Wie steht es um andere denkbare Katastrophen? Unternehmen wir genügend zum Kampf gegen die Ausbreitung von Infektionskrankheiten und den globalen Bioterrorismus, gegen Cyberterrorismus und gegen Gefahren, die uns durch Nanoroberter und Artificial Intelligence erwachsen könnten? Fassen wir die Gefahr einer plötzlichen globalen Erwärmung wirklich hinreichend realistisch ins Auge? Dieser Frage geht Richard Posner in seinem neuen Buch Catastrophe. Risk and Response nach - und kommt zu überraschenden Ergebnissen.

Auch wenn sie noch so realistisch gehalten sind: Science-Fiction Romane und Katastrophenfilme wie "Deep Impact", Armaggeddon, The Day after Tomorrow) oder der Terminator tragen durch ihre Verquickung von Technik-Phantasien mit religiös inspiriertem Weltuntergangsglauben dazu bei, dass wir Warnungen vor Asteroideneinschlägen, Klimakatastrophen oder einer Machtergreifung der Maschinen als lächerlich abtun. Alles nur Fantasy und Fiction!

Dies zu glauben, ist ein Fehler, meint Richard Posner. Richard Posner, Richter am U.S. Court of Appeals for the Seventh Circuit, gilt als führender Kopf der Law and Economics-Bewegung und ist Autor von Büchern und Aufsätzen über geistiges Eigentum, Privacy, die Lewinsky-Affäre und die umstrittene US-Präsidentschaftswahl im Jahr 2000. Posner hat nachgerechnet - und eine Kosten-Analyse erstellt, die uns nahe legt, dass wir mehr zum Schutz von Megakatastrophen unternehmen müssten, als wir das derzeit tun.

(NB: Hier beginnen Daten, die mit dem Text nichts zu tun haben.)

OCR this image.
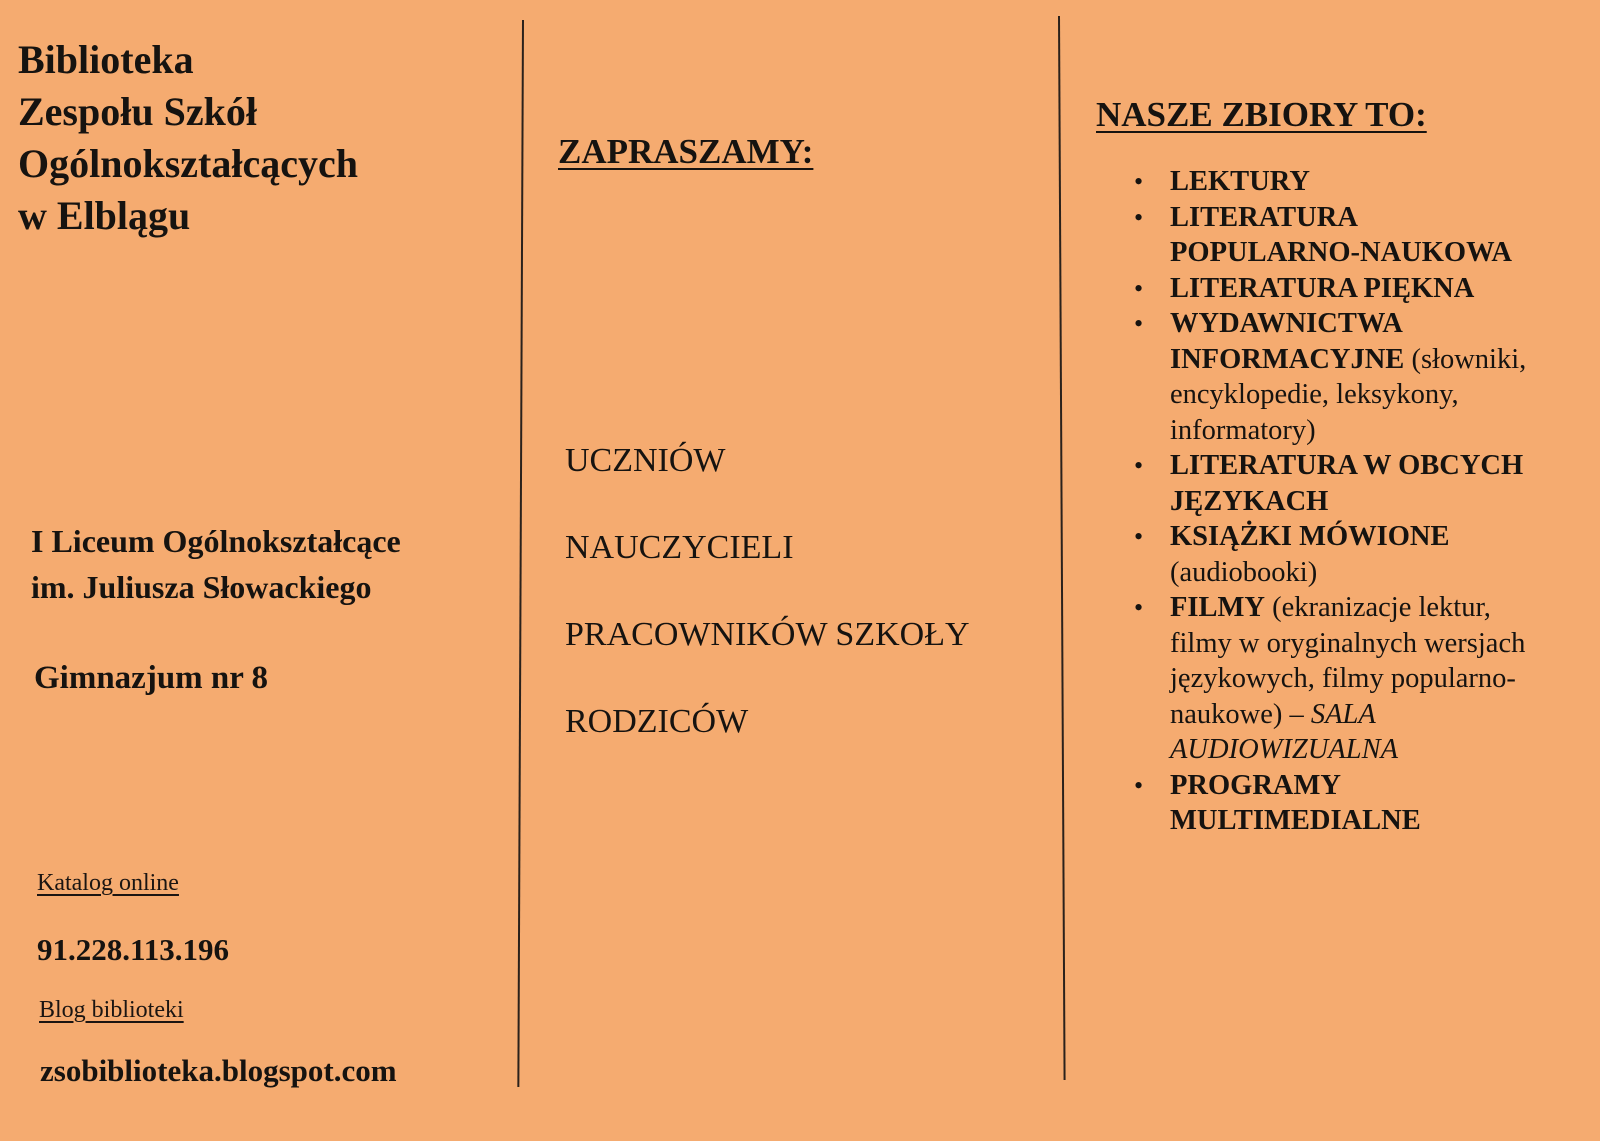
Biblioteka
Zespołu Szkół
Ogólnokształcących
w Elblągu
I Liceum Ogólnokształcące
im. Juliusza Słowackiego
Gimnazjum nr 8
Katalog online
91.228.113.196
Blog biblioteki
zsobiblioteka.blogspot.com
ZAPRASZAMY:
UCZNIÓW
NAUCZYCIELI
PRACOWNIKÓW SZKOŁY
RODZICÓW
NASZE ZBIORY TO:
• LEKTURY
• LITERATURA
POPULARNO-NAUKOWA
• LITERATURA PIĘKNA
• WYDAWNICTWA
INFORMACYJNE (słowniki,
encyklopedie, leksykony,
informatory)
• LITERATURA W OBCYCH
JĘZYKACH
• KSIĄŻKI MÓWIONE
(audiobooki)
• FILMY (ekranizacje lektur,
filmy w oryginalnych wersjach
językowych, filmy popularno-
naukowe) – SALA
AUDIOWIZUALNA
• PROGRAMY
MULTIMEDIALNE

"Von Asteroid erschlagen" - so wahrscheinlich wie ein Flugzeugabsturz

Einer der Fälle, denen Posner nachgeht, ist die Gefahr, dass die Erde mit einem Asteroiden zusammenstößt. Posner schätzt, dass 1.148 Asteroide mit einem Durchmesser von einem Kilometer und mehr als möglicherweise gefährliche erdnahe Objekte ( "PHOs" = potentially hazardous near-earth objects) betrachtet werden müssen. Das persönliche Risiko, bei einem Asteroideneinschlag ums Leben kommt, wird von Wissenschaftlern, die Posner zitiert, ungefähr so hoch eingeschätzt wie die Wahrscheinlichkeit, bei einem Flugzeugabsturz oder bei einer Flut tödlich zu verunglücken.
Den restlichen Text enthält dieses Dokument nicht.